You can also call `await window.GleanFeed.identify(user)` after initialization. Reidentify after the signed-in customer changes.

## 3. Confirm identity

Open the widget and submit a test request or vote. Confirm the interaction appears under the expected customer in the dashboard. In launcher mode, signed customers can also receive an unread [notification badge](/widget/notifications).

If the email matches a pending invite-only board invitation, successful identity grants access to that board automatically.

## Failure behavior

Missing `workspaceId`, disabled customer accounts, invalid or oversized fields, an invalid signature, or a failed request creates no new signed session. A new identification also fails with an identity mismatch if the email belongs to a workspace team member's preserved portal history. An already-established signed customer with the same `userId` and email remains separate and continues to work. For a new customer collision, use a different customer email or omit the email and identify that customer by `userId`; Glean Feed never merges a signed customer into team history.
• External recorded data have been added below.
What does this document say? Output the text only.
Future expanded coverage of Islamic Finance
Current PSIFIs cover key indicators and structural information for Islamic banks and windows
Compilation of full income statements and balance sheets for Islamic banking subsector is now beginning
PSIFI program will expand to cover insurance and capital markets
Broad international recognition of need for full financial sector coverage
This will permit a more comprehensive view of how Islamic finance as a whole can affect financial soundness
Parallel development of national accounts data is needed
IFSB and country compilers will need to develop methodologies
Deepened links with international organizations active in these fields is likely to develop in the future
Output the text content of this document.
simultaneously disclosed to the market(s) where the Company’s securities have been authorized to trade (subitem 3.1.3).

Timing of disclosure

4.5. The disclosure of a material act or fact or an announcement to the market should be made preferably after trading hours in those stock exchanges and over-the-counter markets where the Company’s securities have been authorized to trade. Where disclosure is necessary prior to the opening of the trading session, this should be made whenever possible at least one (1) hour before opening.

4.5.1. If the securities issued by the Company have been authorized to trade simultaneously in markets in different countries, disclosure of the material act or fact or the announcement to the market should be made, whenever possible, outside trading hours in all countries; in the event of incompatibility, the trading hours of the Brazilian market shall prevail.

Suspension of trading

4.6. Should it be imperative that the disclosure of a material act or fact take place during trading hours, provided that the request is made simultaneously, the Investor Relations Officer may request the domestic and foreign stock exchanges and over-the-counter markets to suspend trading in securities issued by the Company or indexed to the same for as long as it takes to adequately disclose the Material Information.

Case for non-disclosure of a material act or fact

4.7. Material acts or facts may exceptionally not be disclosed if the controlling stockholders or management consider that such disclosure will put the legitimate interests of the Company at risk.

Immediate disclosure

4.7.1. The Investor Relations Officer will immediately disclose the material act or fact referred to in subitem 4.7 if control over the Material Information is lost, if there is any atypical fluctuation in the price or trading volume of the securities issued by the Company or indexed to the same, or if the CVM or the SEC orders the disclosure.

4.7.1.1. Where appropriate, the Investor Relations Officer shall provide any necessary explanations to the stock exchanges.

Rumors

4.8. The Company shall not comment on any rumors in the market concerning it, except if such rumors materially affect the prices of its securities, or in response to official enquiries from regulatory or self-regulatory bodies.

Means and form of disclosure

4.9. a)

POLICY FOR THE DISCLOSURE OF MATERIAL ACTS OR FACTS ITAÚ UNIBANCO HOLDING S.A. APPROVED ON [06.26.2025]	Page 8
Free and Starter plans also limit the number of tracked customers. Identifying a customer for the first time returns `403` with `code: "customer_limit"` after the workspace reaches that limit. Existing identified customers continue to work, including in workspaces that are already over the limit. See [customer account limits](/portal/accounts#tracked-customer-limits) for plan amounts and what counts.

The widget falls back to anonymous browsing only when there is no existing embedded portal session; a failed reidentification does not clear an existing session. Use [troubleshooting](/widget/troubleshooting) if the test interaction remains anonymous.